Her shock and anguish turned to tearful emotion and pain. This was new; I had never seen my mother cry before. Something must be wrong? What did I say to make her turn so quickly? She leaped from the couch and scampered into my brother’s room. Next thing you know, she had gotten hold of his big bag of sugar, and tore it open. The room quickly filled with powdery mist as continue her assault on his room. From the other side of the door, I was thinking to myself, “When he gets home, he is going to be heated.” “Mom ripped open his bag, poured out all his sugar.” “Now what is his customers going to do about their nose sugar.” “He is sure to lose them all to some of the other salesmen who stand on the corner in the next block over.

She stormed from the bedroom, almost knocking me to the ground, as she dialed on her cell phone. Her exact words once the person answered, “Hello, 9-1-1, I need the police, right now.” “Don’t ask for the emergency, send them now!” I thought to myself she has done it now, tore up my brother’s room so bad, now she needs medical attention. But I couldn’t understand why she needed medical attention from the police. The police are supposed to come when someone is going to jail. Who was going to jail? I knew she wouldn’t have called on herself. Maybe she was calling on me because I yelled at her.

The fear of going to jail made me run from the room, into my mother’s bedroom. I hid underneath her bed, while I heard the sounds of sirens moments later. They’re here, the sound of their heavy footsteps on the porch made me cringe in fear. As they entered I heard my mother yelling, “I want him gone, take him to jail.” I grew more terrified hearing her say these words. It hit me, she was talking about me, but I wasn’t going to jail. But I had to do something as she called out to me. Then when I wouldn’t reply, she made her way to the bedroom. As they entered, she yelled, “Boy, where in the hell are you!”
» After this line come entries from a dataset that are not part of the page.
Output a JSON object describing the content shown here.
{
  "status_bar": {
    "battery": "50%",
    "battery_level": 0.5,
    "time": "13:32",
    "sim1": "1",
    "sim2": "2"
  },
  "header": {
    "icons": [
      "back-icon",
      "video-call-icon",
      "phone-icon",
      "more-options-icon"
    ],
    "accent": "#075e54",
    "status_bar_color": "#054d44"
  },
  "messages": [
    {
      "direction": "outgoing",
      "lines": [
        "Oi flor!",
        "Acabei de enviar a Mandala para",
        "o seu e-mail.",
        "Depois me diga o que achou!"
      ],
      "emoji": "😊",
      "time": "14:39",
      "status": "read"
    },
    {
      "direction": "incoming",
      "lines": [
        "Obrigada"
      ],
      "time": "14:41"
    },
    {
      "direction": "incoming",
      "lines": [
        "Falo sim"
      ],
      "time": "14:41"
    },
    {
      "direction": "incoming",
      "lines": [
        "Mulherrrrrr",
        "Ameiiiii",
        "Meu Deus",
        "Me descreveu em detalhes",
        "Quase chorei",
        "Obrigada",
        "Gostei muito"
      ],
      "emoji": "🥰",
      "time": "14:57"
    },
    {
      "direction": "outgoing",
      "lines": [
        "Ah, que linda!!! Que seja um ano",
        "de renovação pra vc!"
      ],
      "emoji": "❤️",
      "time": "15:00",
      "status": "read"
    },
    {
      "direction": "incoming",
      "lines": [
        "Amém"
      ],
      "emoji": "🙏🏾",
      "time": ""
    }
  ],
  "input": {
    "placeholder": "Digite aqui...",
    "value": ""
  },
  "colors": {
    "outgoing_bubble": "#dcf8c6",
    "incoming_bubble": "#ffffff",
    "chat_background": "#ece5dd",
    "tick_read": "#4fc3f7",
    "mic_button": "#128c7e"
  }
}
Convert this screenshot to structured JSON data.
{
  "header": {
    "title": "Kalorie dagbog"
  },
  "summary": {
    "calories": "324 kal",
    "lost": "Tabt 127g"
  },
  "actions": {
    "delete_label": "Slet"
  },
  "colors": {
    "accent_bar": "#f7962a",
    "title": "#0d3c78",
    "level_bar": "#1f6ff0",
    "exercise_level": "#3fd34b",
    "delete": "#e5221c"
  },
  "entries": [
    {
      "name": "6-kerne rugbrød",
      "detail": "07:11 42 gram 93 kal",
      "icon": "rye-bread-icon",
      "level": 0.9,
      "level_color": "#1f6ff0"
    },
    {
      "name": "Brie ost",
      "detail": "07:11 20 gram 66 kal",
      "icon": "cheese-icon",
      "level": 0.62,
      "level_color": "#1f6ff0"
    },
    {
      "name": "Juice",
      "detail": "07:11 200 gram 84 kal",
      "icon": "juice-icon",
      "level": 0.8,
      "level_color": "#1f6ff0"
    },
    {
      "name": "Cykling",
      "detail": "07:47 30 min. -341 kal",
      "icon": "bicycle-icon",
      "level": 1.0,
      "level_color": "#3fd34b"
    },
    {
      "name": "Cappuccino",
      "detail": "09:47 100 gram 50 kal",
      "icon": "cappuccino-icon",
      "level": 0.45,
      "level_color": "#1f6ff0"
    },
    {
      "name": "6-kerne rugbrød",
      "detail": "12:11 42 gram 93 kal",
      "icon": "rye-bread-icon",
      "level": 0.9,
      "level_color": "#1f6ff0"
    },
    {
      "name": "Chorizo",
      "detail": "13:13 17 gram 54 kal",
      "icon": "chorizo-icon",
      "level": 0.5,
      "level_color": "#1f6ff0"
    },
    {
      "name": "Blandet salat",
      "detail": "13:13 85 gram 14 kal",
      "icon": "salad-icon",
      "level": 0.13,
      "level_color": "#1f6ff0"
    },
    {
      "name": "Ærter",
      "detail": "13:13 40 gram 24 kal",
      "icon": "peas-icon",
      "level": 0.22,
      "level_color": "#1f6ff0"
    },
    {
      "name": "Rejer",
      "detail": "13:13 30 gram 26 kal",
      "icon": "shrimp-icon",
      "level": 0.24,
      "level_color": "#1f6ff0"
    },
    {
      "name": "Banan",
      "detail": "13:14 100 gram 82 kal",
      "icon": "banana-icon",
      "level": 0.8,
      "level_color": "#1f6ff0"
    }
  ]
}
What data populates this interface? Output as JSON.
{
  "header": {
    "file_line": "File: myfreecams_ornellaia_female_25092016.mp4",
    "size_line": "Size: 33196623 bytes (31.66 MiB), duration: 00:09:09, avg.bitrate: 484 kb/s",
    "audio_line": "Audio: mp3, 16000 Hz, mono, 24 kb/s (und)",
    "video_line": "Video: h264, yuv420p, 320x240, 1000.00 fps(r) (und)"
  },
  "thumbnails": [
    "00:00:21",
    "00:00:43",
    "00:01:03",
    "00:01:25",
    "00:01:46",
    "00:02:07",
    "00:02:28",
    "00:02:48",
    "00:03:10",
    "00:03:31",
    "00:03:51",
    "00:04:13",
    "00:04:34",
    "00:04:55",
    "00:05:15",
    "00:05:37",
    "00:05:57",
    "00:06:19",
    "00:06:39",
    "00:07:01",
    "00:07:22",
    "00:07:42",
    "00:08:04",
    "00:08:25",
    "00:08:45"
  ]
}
I slowly emerged from under the bed, shivering from fear. “Boy what the hell is wrong with you, come here!” She grabbed my arm and forced me from the bedroom. It felt like I was on my way to the gas chamber. Here it goes, just like this, this is how my life will end. As we stood before the police she looked at them, “My son here has been telling me all about his brother’s dope dealing in this house.” “I want him arrested; he is to not step foot in this house selling dope. I paused, looking at her in shock, oh no, not my brother. My brother didn’t sell drugs, drug dealers hurt people. My brother didn’t hurt anybody; he was simply giving people some sugar for their noses.

Hell I don’t know why people needed sugar for their nose, but boy did they love it. Eventually footsteps were heard from outside, as my brother entered the house. He looked in shock, “Momma, what happened?” “Why are the police here?” They walked over to him, “You have the right to remain silent, anything you say can and will be used against you in a court of law.” My brother was shocked until he took a peek inside his room. Once he saw the all his sugar on the ground, he closed his eyes and dropped his head in shame. I still remember how they took him from the house, my mother not even acknowledging his existence. I had never seen my brother until that day when the police took him away in handcuffs.

Each and every day after my brother left, I would wait on the porch for him. I waited days, then weeks, then months, but the inevitable set in; he wasn’t coming home again. By the time I was on my way out of elementary school into middle school my brother came home. Only this time, he was muscular and had all these tattoos on his body. He asked me if I still loved cookies and cream ice cream. When I replied yes he offered to take me to go get some. On our way to the ice cream shop he was approached by one of his old customers. The man said, “Haven’t seen you around in a long time; still got some blow?” My brother said, “Naw man, I don’t sell blow no more.” The man walked away as my brother and I entered the ice cream shop. I was glad he didn’t sell it anymore because I never wanted to see my brother walk out of my life again.